- Directed by: Yury Khashchavatski (Second director: Sergey Isakov)
- Written by: Yury Khashchavatski with participation of Yevgeni Budinas and Sergey Isakov
- Produced by: Marianna Kaat Baltic Film Production
- Starring: Alexander Lukashenko
- Distributed by: Deckert Distribution GmbH (DVD)
- Release date: 2007;
- Running time: 58/73/87 minutes
- Country: Estonia
- Languages: Russian Belarusian English (subtitles)

= Kalinovski Square =

2007 film directed by Yury Khashchavatski

Kalinovski Square (original title: Плошча, or Plošča) is a 2007 documentary film by Belarusian filmmaker Yury Khashchavatski. The film takes a critical look at the re-election of Alexander Lukashenko in March 2006, featuring especially the protests that occurred after the election was found to be fraudulent.
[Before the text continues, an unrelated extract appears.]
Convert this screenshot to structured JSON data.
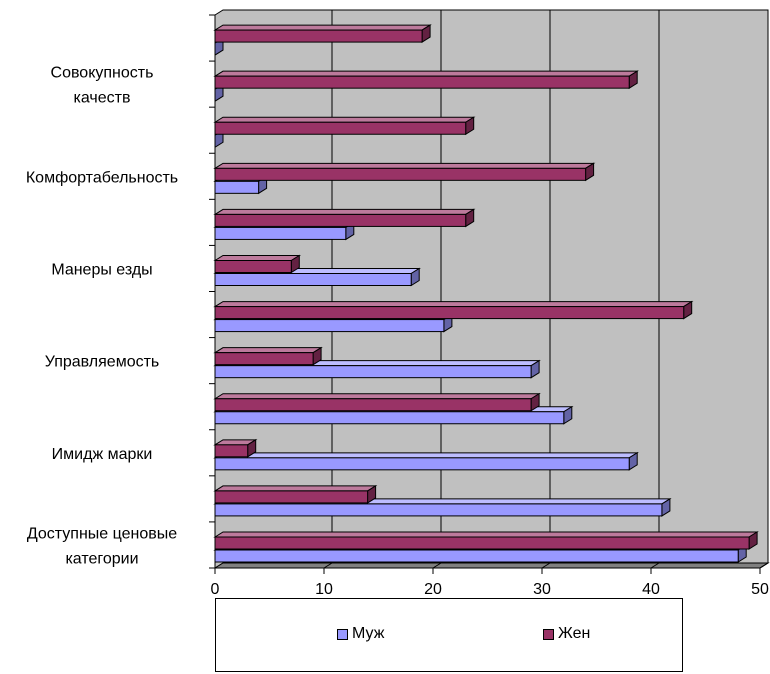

The protests had their centre at October Square in downtown Minsk, which was informally renamed on the occasion for Konstanty Kalinowski.

Before its commercial release on DVD on 9 June 2009, the film was distributed under the title The Square.

Since the Belarusian authorities already persecuted director Yury Khashchavatski since his first movie An ordinary president (1996), all production was done underground.

== Content ==
The movie explores the question how it could be possible that 83 percent voted for Lukashenko, who has been referred to as "Europe's last dictator". Drawing on a lot of archive material, the movie shows the official propaganda and the naivety of simple people in the countryside, together with massive repression helped to defeat the Jeans Revolution. The narrative style resembles that of Michael Moore.

== Awards ==
The film won the Award Ion Vatamanu "for love of truth and freedom" at The International Documentary Film Festival CRONOGRAF, in Chişinău, 15–19 May 2008.

It also won the Alpe Adria Cinema prize as the Best Documentary at the 19th Trieste Film Festival 2008. The prize was awarded for "the director’s ability to create evocative images and document reality as he sees it, from his passionate, if not at times sarcastic, perspective."